Encore ces chiffres ne prennent-ils pas en considération l’ensemble des demandeurs d’emploi, soit les personnes
n’ayant pas le droit aux indemnités comme les chômeurs en fin de droit. Par exemple, dans le Jura, l’ensemble des
demandeurs d’emploi représente 8,6% de la population active.
Derrière ces chiffres abscons se cachent des
drames personnels et familiaux. Mais les politiciens n’en n’ont cure. Non seulement, le Conseil fédéral et les
gouvernements cantonaux ne prennent aucune initiative de relance économique digne de ce nom ou de programme
d’occupation des chômeurs, mais, qui plus est, le Parlement a mis sous toit une révision de l’assurance chômage
qui réduira le nombre la durée d’indemnisation. La classe politique dominante s’attaque ainsi aux chômeurs
plutôt qu’au chômage. Ses «leaders d’opinions» invitent la population à «relativiser», c’est le mot
d’ordre, et les travailleurs à se résigner.

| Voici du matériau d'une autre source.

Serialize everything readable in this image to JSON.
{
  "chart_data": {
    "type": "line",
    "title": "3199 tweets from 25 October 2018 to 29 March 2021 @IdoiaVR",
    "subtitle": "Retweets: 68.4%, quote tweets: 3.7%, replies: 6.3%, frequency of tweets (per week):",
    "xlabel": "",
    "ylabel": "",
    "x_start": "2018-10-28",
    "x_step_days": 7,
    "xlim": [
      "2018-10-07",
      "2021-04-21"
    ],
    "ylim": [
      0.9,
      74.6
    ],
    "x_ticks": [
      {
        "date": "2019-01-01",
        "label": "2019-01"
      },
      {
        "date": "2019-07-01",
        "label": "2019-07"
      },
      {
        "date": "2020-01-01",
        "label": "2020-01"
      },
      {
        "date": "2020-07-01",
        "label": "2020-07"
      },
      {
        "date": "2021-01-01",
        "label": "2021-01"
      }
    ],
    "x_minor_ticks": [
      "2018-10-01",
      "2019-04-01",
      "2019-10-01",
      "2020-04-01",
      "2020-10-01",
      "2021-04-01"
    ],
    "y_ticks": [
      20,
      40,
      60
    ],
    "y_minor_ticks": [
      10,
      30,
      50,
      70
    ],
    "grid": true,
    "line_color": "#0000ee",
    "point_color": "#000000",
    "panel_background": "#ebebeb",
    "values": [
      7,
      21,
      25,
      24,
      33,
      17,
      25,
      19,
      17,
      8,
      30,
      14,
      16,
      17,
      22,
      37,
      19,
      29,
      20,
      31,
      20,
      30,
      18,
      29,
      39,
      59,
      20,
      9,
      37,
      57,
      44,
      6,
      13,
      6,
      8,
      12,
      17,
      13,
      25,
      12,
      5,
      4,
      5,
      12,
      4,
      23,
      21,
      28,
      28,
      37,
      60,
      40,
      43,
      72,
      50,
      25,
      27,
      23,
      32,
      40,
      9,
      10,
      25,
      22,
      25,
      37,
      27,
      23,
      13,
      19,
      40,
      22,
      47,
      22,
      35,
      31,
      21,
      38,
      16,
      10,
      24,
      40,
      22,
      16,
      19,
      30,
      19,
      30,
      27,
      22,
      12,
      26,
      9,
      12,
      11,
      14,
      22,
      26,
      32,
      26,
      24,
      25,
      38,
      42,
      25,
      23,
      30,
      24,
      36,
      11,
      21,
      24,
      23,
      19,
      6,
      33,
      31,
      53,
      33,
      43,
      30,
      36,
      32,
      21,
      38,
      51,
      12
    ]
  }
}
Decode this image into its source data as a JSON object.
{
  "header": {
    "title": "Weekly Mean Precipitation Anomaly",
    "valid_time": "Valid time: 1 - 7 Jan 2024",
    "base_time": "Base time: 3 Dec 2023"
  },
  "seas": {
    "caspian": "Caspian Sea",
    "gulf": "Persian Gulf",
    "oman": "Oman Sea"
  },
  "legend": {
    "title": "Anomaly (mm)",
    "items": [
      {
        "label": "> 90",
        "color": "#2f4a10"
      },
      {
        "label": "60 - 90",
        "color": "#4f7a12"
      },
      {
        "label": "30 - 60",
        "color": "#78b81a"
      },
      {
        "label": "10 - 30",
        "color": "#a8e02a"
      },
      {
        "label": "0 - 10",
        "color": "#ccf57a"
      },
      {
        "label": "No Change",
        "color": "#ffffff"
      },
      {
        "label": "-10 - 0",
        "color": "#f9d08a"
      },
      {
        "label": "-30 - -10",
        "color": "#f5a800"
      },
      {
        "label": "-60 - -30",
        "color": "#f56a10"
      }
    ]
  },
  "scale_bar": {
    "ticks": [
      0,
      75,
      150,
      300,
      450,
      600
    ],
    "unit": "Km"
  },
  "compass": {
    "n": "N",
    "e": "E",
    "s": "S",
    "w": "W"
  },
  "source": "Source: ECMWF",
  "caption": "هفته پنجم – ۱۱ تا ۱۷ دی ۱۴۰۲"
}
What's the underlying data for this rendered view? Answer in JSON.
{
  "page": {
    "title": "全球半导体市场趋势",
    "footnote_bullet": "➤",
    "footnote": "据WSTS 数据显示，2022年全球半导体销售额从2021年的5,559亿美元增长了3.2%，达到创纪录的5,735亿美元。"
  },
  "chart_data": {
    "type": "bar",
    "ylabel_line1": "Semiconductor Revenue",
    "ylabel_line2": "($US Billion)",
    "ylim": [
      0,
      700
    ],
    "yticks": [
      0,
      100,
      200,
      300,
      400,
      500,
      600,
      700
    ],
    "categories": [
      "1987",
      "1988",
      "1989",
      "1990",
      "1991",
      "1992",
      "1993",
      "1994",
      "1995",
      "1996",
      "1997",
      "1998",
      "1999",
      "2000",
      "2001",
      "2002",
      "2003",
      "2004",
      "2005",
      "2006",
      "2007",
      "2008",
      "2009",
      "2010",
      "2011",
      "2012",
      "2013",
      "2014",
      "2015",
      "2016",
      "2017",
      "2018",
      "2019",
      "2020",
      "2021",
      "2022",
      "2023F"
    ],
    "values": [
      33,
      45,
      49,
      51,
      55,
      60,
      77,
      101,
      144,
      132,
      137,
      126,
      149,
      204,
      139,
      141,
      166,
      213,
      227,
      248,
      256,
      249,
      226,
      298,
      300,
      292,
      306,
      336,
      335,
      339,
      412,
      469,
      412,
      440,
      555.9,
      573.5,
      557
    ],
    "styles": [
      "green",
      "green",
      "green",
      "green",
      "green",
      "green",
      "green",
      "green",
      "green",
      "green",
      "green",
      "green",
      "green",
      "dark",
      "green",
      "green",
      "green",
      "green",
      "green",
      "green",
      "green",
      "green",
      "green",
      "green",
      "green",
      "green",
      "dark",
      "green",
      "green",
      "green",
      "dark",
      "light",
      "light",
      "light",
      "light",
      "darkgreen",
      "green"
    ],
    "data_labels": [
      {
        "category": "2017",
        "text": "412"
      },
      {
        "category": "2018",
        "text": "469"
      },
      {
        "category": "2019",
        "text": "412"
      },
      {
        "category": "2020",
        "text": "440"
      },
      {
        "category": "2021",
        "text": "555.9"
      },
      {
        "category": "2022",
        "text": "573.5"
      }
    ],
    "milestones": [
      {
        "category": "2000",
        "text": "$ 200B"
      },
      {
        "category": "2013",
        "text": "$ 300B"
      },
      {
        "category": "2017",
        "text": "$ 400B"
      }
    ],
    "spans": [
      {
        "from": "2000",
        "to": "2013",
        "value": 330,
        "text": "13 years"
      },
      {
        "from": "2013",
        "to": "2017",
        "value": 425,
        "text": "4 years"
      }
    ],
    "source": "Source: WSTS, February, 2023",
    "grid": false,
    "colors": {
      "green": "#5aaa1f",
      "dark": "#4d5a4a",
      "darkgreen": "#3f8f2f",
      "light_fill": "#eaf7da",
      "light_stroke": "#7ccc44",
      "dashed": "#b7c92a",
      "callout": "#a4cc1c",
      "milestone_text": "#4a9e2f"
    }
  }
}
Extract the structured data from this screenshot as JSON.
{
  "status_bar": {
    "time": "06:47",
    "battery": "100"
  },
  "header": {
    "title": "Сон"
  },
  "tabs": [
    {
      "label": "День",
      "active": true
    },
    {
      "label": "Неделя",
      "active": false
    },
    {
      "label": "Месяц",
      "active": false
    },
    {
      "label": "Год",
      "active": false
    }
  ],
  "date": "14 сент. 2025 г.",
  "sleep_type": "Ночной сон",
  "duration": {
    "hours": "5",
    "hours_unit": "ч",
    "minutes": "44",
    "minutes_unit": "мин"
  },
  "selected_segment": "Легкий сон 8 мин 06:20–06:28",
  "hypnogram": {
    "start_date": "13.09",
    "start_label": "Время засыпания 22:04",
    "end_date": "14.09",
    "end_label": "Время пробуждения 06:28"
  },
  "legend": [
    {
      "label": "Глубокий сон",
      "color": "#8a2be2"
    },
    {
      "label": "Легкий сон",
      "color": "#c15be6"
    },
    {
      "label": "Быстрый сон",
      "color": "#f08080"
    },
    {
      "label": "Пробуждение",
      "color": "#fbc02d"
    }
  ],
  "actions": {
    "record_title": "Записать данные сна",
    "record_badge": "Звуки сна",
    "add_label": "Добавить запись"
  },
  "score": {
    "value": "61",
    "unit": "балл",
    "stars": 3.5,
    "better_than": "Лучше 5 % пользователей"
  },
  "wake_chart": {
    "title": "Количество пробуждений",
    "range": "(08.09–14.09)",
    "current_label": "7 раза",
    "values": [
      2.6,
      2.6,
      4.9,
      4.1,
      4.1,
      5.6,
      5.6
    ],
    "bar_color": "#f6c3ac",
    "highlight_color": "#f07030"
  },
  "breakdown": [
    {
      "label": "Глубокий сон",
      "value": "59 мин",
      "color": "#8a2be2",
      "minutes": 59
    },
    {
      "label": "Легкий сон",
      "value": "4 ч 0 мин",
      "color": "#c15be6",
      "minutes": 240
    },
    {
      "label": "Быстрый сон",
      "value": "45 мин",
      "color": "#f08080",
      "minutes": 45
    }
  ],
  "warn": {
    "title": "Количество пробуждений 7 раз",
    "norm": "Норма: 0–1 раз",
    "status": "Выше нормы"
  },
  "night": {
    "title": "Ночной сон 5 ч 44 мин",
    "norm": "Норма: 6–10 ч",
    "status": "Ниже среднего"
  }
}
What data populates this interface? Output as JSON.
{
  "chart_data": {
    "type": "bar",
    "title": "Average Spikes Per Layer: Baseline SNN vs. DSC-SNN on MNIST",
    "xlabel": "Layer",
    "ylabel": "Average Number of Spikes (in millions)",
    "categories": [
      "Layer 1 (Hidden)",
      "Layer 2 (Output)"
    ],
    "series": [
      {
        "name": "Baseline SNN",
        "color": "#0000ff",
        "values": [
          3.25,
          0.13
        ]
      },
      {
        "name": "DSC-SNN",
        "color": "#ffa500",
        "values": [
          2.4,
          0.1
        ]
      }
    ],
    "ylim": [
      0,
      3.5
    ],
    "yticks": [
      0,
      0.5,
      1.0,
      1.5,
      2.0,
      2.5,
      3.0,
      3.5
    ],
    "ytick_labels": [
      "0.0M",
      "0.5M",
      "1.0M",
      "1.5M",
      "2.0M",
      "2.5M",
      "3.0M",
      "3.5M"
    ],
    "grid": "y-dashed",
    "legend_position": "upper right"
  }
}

«Et si l’on relativisait un peu notre taux de chômage?» C’est sous ce titre que la journaliste genevoise Elisabeth Eckert s’est fendue pour l’occasion d’un édito dans 24 Heures le 9 février. Aux plus de 26'000 Vaudois sans emploi, la journaliste économique a expliqué qu’ailleurs c’était pire: 10% de chômage en France, 20% en Espagne, etc. Nous serions donc plutôt «privilégiés», alors pas de quoi se plaindre. Dans Le Matin dimanche, Serge Gaillard, chef de la Direction du travail au Secrétariat d'Etat à l'économie (SECO), en a remis une couche: «Il faut s’attendre à ce que le chômage atteigne les 5% à fin 2010. C’est grave, mais c’est relatif: les USA et certains pays européens en sont à 10%.» Et dire qu’avant de travailler pour l’Etat, les patrons et le capitalisme, Serge Gaillard était secrétaire de l’Union syndicale suisse (USS)!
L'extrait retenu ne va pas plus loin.